Miró Quartet
Hearth
Album · Christmas: Classical · 2025
Hearth is a festive album, but does much more than trot out familiar holiday tunes to be played in the background. Instead, the Texas-based Miró Quartet asked 15 contemporary composers to set a favorite seasonal melody “in any way that would work for string quartet,” with fascinatingly diverse results. “Bringing this many different composers together on a single project was a big challenge,” Miró Quartet tells Apple Music Classical. “To write short pieces in such a short time, with such a specific goal of expressing themselves and their own holiday memories, was actually quite a challenge for our composers. They really had to sit and think deeply and draw on their authentic childhood selves and then imagine how that could work in the string quartet medium.”
Karl Mitze has responded to the Mirós’ brief with “Deck the Halls,” energized by hyperactive violin rhythms, with the cello elegantly holding the vocal line on top. “This is for us, in many ways, the iconic track on the album. Austin, Texas has been our home for over 20 years, and Will our violinist has been a professional country fiddler since he was a child. So this genre is part of his DNA.”

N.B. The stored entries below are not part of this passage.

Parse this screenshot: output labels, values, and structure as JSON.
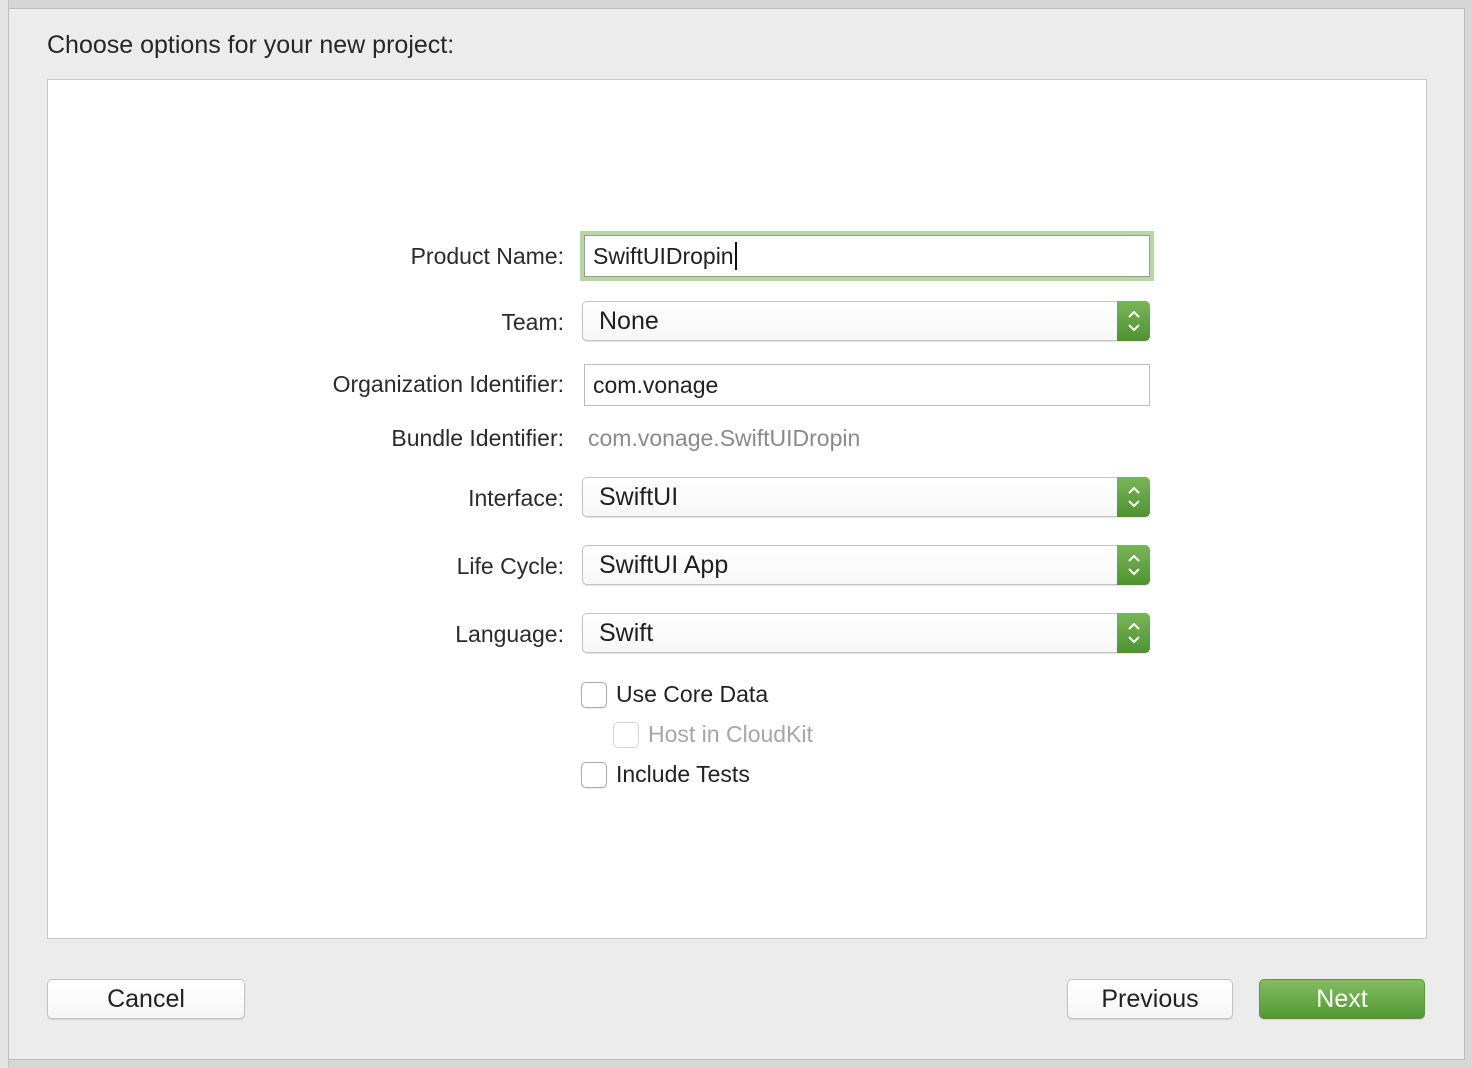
{
  "dialog": {
    "title": "Choose options for your new project:"
  },
  "form": {
    "product_name": {
      "label": "Product Name:",
      "value": "SwiftUIDropin"
    },
    "team": {
      "label": "Team:",
      "value": "None"
    },
    "organization_identifier": {
      "label": "Organization Identifier:",
      "value": "com.vonage"
    },
    "bundle_identifier": {
      "label": "Bundle Identifier:",
      "value": "com.vonage.SwiftUIDropin"
    },
    "interface": {
      "label": "Interface:",
      "value": "SwiftUI"
    },
    "life_cycle": {
      "label": "Life Cycle:",
      "value": "SwiftUI App"
    },
    "language": {
      "label": "Language:",
      "value": "Swift"
    },
    "use_core_data": {
      "label": "Use Core Data",
      "checked": false
    },
    "host_in_cloudkit": {
      "label": "Host in CloudKit",
      "checked": false,
      "enabled": false
    },
    "include_tests": {
      "label": "Include Tests",
      "checked": false
    }
  },
  "buttons": {
    "cancel": "Cancel",
    "previous": "Previous",
    "next": "Next"
  },
  "icons": {
    "popup_arrows": "chevron-up-down-icon"
  },
  "colors": {
    "accent": "#5e9f3e",
    "focus_ring": "#b5d6a5"
  }
}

Sam Lipman, by contrast, looks inward in the traditional Hanukkah song “Ma’oz Tzur” (“Rock of Ages”), a vein of introspection shared by both the melancholy refractions of Gabriel Kahane’s “Halfspent, ‘lo, how a rose…’” and Anna Clyne’s “Mothers Lullaby,” a haunted reimagining of the “Coventry Carol.” Glimmering pizzicatos frame Michi Wiancko’s jaunty take on “Jingle Bells,” while in “Songs of Christmas Past” Hyung-ki Joo packs in snatches of over 20 seasonal ditties in a virtuoso drive-by.
“Our hope for this project has been that we’d get a rainbow of musical view points about what holiday music can mean to each of us,” says the quartet. It’s a dream that has clearly been beautifully realized, and the quartet’s outstandingly alert and expressive playing adds to a highly original and memorable festive album.